问题
I'm looking for some help modelling this machine learning problem.
A hand consists of three rows (containing 3, 5, and 5 cards respectively). Your goal is to build a hand that scores the most points. You receive the cards in intervals called streets, five cards in the first street, and three in the next four streets (you must discard one of the cards in the final four streets). Cards can't be moved once you place them. More details on scoring.
My goal is to build a system that, given a set of streets, plays the hand similar to our best players. It seem pretty clear that I'll need to build a neural network for each street, using features based on the existing hand and the set of cards in the street. I've got plenty of data (streets, placements, and final score), but I'm a little unsure how to model the problem given that the possible outputs are unique on the set of cards (although there are less than 3^5 placements in the first street, and 3^3 after). I've previously only dealt with classification problems with fixed categories.

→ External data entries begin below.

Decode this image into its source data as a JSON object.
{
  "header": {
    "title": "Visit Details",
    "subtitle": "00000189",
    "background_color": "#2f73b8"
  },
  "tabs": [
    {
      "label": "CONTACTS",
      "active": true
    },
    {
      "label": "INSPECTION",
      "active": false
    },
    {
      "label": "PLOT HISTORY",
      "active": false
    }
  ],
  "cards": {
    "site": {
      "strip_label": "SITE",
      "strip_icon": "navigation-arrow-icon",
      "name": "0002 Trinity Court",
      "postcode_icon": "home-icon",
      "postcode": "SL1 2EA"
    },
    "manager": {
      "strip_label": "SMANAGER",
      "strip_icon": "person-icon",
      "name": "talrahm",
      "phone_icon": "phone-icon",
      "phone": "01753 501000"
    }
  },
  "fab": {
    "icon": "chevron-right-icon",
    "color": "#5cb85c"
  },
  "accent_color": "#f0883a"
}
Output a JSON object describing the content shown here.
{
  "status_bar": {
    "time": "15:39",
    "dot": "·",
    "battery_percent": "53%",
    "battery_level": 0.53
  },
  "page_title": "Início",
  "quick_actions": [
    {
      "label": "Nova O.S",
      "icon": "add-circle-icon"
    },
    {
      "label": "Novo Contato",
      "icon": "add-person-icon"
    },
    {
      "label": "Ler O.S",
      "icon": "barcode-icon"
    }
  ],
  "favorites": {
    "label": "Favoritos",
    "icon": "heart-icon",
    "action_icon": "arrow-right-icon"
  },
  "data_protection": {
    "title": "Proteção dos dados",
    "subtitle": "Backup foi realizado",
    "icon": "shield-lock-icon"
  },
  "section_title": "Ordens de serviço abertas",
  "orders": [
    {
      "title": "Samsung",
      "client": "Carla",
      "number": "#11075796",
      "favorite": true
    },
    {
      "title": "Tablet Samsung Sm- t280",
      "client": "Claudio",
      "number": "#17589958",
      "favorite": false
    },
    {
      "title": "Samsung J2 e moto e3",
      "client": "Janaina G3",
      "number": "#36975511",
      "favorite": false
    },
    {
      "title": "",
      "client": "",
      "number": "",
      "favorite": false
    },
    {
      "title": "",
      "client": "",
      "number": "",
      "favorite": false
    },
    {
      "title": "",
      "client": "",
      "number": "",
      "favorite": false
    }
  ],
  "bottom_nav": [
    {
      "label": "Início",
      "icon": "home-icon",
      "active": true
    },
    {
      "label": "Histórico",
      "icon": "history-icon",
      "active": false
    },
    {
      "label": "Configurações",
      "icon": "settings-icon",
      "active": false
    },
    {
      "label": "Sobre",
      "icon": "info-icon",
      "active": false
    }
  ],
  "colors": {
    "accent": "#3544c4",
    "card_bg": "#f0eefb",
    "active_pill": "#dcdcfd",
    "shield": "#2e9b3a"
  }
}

Does anyone have an example of a similar problem or suggestions how to prepare the training data when you have unique outputs?
回答1:
A vague question gives a vague answer (which is my excuse for being too lazy to code ;-).
You wrote you have a lot of data, and it seems you want to map the game onto experience gained with supervised learning. But that is not the way game-optimization works. One usually does not perform supervised learning, but rather reinforcement learning. The differences are subtle, but reinforcement learning (with Markov decision processes as its theoretical basis) offers more a local view -- like optimize the decision given a specific state. Supervised learning rather corresponds to optimize several decisions at once.
Another show stopper for the usual supervised learning approach is that even if you have a lot of data, it will almost surely be too little. And it will not offer the "required paths".
The usual approach at least since Thesauro's backgammon player is rather: set up the basic rules of the game, possibly introduce human knowledge as heuristics, and then let the program play against itself as often as possible -- this is how google deep mind set up a master go player, for example. See also this interesting video.
In your case, the task should in principle be not that hard, as there is a comparatively small number of game states and, importantly, any issues involved by psychology like bluffing, consistent playing, and so on are completely absent.
So again: build a bot which can play against itself. One common basis is a function Q(S,a)
which assigns to any game state and possible action of the player a value -- this is called Q-learning. And this function is often implemented as a neural network ... although I would think it does not need to be that sophisticated here.
I'll stay that vague for now. But I would be glad to assist you further if necessary.